Aksi Kamisan terinspirasi perjuangan ibu-ibu dari Plaza de Mayo (Madres de la plaza di Mayo) di Buenos Aires, Argentina. Ibu-ibu berkumpul untuk memprotes anak-anak mereka yang menjadi sasaran penghilangan paksa oleh militer Argentina semasa dirty war. Gerakan para ibu di Plaza de Mayo terus mengingatkan publik bahwa ada kejahatan hak asasi manusia yang belum terselesaikan.
Afrika Selatan dengan tokoh Nelson Mandela serta Uskup Desmond Tutu berhasil menyelesaikan masa lalu mereka di masa rezim apartheid. Afrika Selatan menjadi negara contoh bagaimana Nelson Mandela menyelesaikan pelanggaran hak asasi manusia masa lalu untuk menatap masa depan.

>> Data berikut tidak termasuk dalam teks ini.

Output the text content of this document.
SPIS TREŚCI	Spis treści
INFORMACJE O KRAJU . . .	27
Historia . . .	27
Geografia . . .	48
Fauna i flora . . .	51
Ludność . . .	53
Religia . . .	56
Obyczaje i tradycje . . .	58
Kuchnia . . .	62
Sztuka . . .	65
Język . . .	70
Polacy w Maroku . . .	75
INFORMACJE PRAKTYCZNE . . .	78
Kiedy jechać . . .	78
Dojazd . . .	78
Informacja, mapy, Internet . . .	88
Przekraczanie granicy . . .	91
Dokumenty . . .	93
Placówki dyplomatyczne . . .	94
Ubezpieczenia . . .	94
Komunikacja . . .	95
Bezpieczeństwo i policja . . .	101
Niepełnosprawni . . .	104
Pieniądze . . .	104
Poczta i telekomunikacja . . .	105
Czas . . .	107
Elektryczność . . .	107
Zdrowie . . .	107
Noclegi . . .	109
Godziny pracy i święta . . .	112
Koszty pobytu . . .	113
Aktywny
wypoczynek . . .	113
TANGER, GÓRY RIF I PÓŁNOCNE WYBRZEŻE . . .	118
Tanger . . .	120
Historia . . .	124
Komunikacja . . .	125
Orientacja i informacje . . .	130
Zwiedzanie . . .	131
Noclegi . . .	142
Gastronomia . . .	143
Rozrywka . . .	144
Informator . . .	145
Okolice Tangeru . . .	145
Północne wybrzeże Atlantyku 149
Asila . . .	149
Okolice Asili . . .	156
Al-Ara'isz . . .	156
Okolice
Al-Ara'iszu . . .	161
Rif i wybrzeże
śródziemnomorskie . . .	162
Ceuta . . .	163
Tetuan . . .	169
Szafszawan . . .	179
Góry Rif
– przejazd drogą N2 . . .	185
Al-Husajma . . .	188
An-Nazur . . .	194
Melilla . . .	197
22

Di Indonesia, masalah pelanggaran hak asasi manusia masa lalu tidak bergerak. Isu hak asasi manusia masih menjadi komoditas politik. Sejak jatuhnya kekuasaan Orde Baru, Presiden BJ Habibie, Presiden KH Abdurrahman Wahid, Presiden Megawati Soekarnoputri, Presiden Susilo Bambang Yudhoyono, dan Presiden Joko Widodo belum berhasil menyelesaikan problem pelanggaran HAM masa lalu dengan berpihak kepada korban.
Baca juga: Keluarga Korban Tragedi Semanggi I dan II Sesalkan Pernyataan Jaksa Agung
Sementara di level elite, ”rekonsiliasi” dilakukan. Elite yang patut diduga terkait problem hak asasi manusia masa lalu justru mendapatkan pos-pos politik bergengsi. Sementara keluarga korban tetap meratapi kesedihan jadi korban ketidakadilan.
Boleh jadi, penanganan kasus pelanggaran HAM masa lalu di Indonesia mengikuti saran Samuel P Huntington dalam buku Third Wave: Democratization in The Late Twentieth Century. Samuel memberikan advis. ”Boleh jadi langkah yang paling rendah tingkat ketidakpuasannya adalah jangan mengajukan ke pengadilan, jangan menghukum, jangan memaafkan, dan yang terpenting, jangan melupakan.”
Pola Huntington dengan segala variasi itulah yang sedang dijalani Indonesia. Ada tuntutan ke pengadilan, tetapi tidak ada yang dihukum karena hakim membebaskan. Tidak ada yang memberi maaf, tetapi juga tidak ada yang mau melupakan kisah gelap pelanggaran HAM masa lalu.
Sejumlah pengadilan HAM Ad hoc digelar, tetapi tak ada terdakwa yang dihukum. Dalam kasus Semanggi 1998, perkara itu mondar-mandir di Komnas HAM dan Kejaksaan Agung, tanpa ada arahan.
Baca juga: 20 Tahun Tragedi Semanggi
Mengutip buku klasik soal transisi demokrasi yang ditulis Guillermo O Donnell dan Philippe Schmitter, pengungkapan kebenaran masa lalu adalah masalah pelik. Demokratisasi adalah proses menuju lorong ketidakpastian.
Tak ada jaminan proses transisi betul-betul mengarah pada demokrasi atau terjebak dalam sebuah gray area-menurut istilah Thomas Carothers, peneliti dari Carnegie Endowment for International Peace. Gray area dimaknai bahwa proses transisi demokrasi mandek. Otoriter tidak, demokratis juga tidak. Atau, kelihatan demokratis, tetapi berwatak otoriter.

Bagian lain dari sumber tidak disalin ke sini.